Move along, nothing to see here…

4. Multimedia

Video, infographics or just good old fashioned images – we’re all mad about multimedia these days.

But the power of pictures is not a fresh concept, oh no.

In fact, the well-known phrase “Use a picture. It’s worth a thousand words.” actually first appeared in a 1911 newspaper article discussing journalism and publicity and was then subsequently used in advertisements over the next few years.

It’s still true, the web hasn’t changed that, it’s just made it easier.

5. Data

Again, our obsession with data has stemmed from the fact that it’s just so easy these days to access it and use it to report the success or otherwise of marketing activities (although actually finding the right, actionable data is often neither easy or cheap).

But just because something is now easy doesn’t mean it’s new.

Data has always formed a part of marketing campaigns.
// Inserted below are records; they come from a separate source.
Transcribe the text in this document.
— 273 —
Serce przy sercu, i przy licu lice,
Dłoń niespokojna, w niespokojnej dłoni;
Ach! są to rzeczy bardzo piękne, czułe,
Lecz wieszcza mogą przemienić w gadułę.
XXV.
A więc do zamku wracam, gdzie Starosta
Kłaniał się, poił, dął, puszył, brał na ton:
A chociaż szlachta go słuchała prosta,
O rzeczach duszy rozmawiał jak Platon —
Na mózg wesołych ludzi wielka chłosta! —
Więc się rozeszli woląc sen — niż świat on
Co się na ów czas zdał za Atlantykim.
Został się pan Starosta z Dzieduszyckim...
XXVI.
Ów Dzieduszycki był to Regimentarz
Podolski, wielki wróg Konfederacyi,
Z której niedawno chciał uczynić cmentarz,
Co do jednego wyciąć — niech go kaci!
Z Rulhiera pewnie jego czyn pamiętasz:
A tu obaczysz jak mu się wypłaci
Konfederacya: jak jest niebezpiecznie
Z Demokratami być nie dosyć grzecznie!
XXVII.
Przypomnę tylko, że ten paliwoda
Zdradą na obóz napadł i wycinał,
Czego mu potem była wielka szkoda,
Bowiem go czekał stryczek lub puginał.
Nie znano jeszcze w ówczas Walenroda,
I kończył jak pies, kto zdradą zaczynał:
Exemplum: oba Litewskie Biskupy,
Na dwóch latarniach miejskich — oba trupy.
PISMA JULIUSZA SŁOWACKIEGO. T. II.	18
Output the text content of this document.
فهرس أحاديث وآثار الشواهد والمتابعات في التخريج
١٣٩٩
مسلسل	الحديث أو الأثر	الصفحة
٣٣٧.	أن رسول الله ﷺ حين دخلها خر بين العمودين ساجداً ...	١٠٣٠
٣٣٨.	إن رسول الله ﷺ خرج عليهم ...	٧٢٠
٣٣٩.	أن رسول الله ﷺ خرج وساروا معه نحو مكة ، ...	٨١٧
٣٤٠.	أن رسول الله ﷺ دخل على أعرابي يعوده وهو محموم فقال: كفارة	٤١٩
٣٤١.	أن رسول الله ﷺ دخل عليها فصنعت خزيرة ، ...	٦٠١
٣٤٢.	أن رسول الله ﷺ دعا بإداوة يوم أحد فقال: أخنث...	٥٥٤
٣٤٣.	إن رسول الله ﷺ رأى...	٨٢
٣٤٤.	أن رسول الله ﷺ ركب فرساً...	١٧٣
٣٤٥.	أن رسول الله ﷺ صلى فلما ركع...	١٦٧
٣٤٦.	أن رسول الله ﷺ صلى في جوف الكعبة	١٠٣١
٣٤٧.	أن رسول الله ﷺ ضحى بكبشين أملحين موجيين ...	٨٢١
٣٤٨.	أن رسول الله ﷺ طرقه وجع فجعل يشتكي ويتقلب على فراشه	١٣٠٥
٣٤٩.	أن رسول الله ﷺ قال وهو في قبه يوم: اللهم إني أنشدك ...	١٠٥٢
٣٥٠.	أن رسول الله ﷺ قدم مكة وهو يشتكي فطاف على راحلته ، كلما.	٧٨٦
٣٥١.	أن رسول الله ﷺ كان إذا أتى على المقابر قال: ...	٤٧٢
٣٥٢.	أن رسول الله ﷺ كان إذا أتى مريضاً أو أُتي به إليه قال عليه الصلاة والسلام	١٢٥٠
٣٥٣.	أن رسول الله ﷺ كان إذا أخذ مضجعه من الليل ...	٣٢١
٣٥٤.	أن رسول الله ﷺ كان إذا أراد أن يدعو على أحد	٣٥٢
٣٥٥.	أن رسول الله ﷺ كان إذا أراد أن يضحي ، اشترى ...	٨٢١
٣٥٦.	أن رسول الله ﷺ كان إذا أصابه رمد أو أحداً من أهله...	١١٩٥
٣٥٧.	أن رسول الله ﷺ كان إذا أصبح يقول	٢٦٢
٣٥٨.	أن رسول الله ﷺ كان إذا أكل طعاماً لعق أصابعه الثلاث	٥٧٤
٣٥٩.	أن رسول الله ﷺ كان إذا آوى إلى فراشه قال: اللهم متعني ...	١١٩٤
Just look at the growth of planning and data-driven decisions that took root in advertising agencies in the 70s and 80s.

What is true though is that many marketers have been slow to adopt data-driven planning and measurement, in part because it has been hard/expensive to do.

These excuses are harder to justify these days.

I’m by no means innocent in this need to discuss the latest ‘new thing’. But fundamentally I’m a great believer in the fact that, no matter what new channels or tools come along, much of what has always been true in terms of PR and marketing remains so.

Yes the way we deliver and measure campaigns will change, but often, the underlying strategy will stay the same.

  • Andy McCormick

    Great post. None of these are new. It’s only the monikers that are new.

    The only thing I’d say is that by giving these things new names, it makes people like marketing directors, planners, PROs etc concentrate more on them and potentially become better at them. Maybe that’s another post though!

    • Thanks Andy. Agreed, there’s clearly value for many stakeholders in making something sound shiny and new. And, as mentioned, I’ve done it plenty of times in the past. But I think, every now and again, we need to remember that a lot of the strategies we’ve put in place in the past still apply – it’s just the way we implement them that has changed.